Sie stand auf und verließ mit Björn das Zelt.

"Ivar ist im unrecht. Du unterstützt ihn falsche Entscheidungen zu treffen, warum?"

"Weil er...-", begann ich, doch Ubbe unterbrach mich zischend, "Sag jetzt bloß nicht, weil er dein Bruder ist.", er sah mich autoritär an, "Das bin ich auch."
Ich sah zu Boden.
"Du opferst deinen Willen für Ivar."

Ich atmete tief ein, um erneut zum Reden anzusetzen, doch ich kam nicht so weit. "Du opferst nicht nur deinen Willen, sondern auch dein Leben."

"Die Götter haben es entschieden, Ubbe. Der Seher hat es mir gesagt, er sagte ich treffe die richtige Entscheidung.", wütend erhob ich mich.

Kopfschüttelnd sah mein Bruder zu Boden.
"Ich will dir nicht in der Schlacht gegenüberstehen.", flüsterte er, während er vor sich her starrte, "Ich will meine einzige Schwester nicht erschlagen müssen.", Ubbe erhob sich, er legte seine Hand an meine Wange und sah mich bedauernd an, "Du hast bis morgen früh Zeit dich zu entscheiden. Morgen wird verhandelt."

Am nächsten Morgen war ich endlich wieder mit Hvitserk und Ivar vereint. Wir saßen auf einem freien, weiten Feld Ubbe, Björn, Lagertha und Halfdan gegenüber.
Ich saß neben Ivar.
"Wir müssen heute entscheiden, ob wir kämpfen, oder ob wir eine Einigung finden, die uns erlaubt friedlich miteinander zu leben.", Björn sah jeden einzelnen von uns genau an, "Ich wende mich an meine Geschwister. Ivar. Tjara. Hvitserk. Lasst uns alles vergessen. Unser Vater hätte es nicht gewollt."

"Ich will auch etwas sagen.", Ubbe meldete sich zu Wort, "Ja, ich habe mich gegen meinen Bruder gewendet, aber vielleicht kannst du mir verzeihen, Ivar."

Ich wagte nicht in Ivars Gesicht zu sehen, denn ich wusste, dass es nicht fröhlich am Strahlen war.

"Wir könnten uns versöhnen.", beendete Ubbe seine Worte.

"Es geht hier um Kattegat. Das Königreich ist von meinem Gemahl Ragnar Lothbrok aufgebaut worden und dann von mir. Ich bin die rechtmäßige Königin.", Lagertha stand auf.

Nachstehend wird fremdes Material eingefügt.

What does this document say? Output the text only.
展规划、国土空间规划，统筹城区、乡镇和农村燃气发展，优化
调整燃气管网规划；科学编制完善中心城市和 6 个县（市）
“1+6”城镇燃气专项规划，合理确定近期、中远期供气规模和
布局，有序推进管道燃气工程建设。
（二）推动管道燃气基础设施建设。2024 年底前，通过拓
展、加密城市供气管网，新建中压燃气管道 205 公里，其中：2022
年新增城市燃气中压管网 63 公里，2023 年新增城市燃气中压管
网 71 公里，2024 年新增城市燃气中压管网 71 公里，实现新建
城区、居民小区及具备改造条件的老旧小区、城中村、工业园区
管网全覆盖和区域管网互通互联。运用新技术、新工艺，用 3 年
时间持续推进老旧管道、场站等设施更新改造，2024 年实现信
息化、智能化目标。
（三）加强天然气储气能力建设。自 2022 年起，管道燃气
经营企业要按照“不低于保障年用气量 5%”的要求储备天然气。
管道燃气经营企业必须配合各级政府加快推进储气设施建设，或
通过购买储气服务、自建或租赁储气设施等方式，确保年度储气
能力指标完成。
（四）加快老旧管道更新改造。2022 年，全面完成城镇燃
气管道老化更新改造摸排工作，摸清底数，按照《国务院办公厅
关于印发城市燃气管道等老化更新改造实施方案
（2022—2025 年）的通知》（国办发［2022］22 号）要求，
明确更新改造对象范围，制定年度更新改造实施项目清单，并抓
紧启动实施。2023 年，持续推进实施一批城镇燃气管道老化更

"In uns fließt das Blut von Ragnar Lothbrok, nicht in dir!", schrie ich sie an und fuhr nach vorn.

Ivar drückte mich stumm zurück.
So eine Beherrschung hätte ich ihm niemals zugetraut.
Lagertha ignorierte meine Worte, doch sie wusste, dass es stimmte.

"Wieso sollten wir unsere Krieger für ein bisschen Land, was sowieso schon uns gehört, in den Tod schicken?", Lagertha sah besonders Ivar an, doch der blieb stumm.

"Bruder, lass uns nicht kämpfen, was haben wir davon? Nichts.", fragte Halfdan seinen Bruder.

König Harald schüttelte mit dem Kopf, "Wir gewinnen die Welt. Schließe dich an und wir teilen sie."

Lagertha schritt auf Ivar zu, "Du hast viel zu verlieren, Ivar. Wenn du Krieg willst, dann lass uns Krieg führen. Aber wenn du verlierst, dann verlierst du alles.", sie drehte sich um und ging langsam zurück in ihre Reihen, "Wenn dir der Sieg gelingt, dann wird jeder sagen, dass du nicht der rechtmäßige Herrscher von Kattegat bist. Und wenn du verlierst, werden alle sagen, dass es der Wille der Götter gewesen ist."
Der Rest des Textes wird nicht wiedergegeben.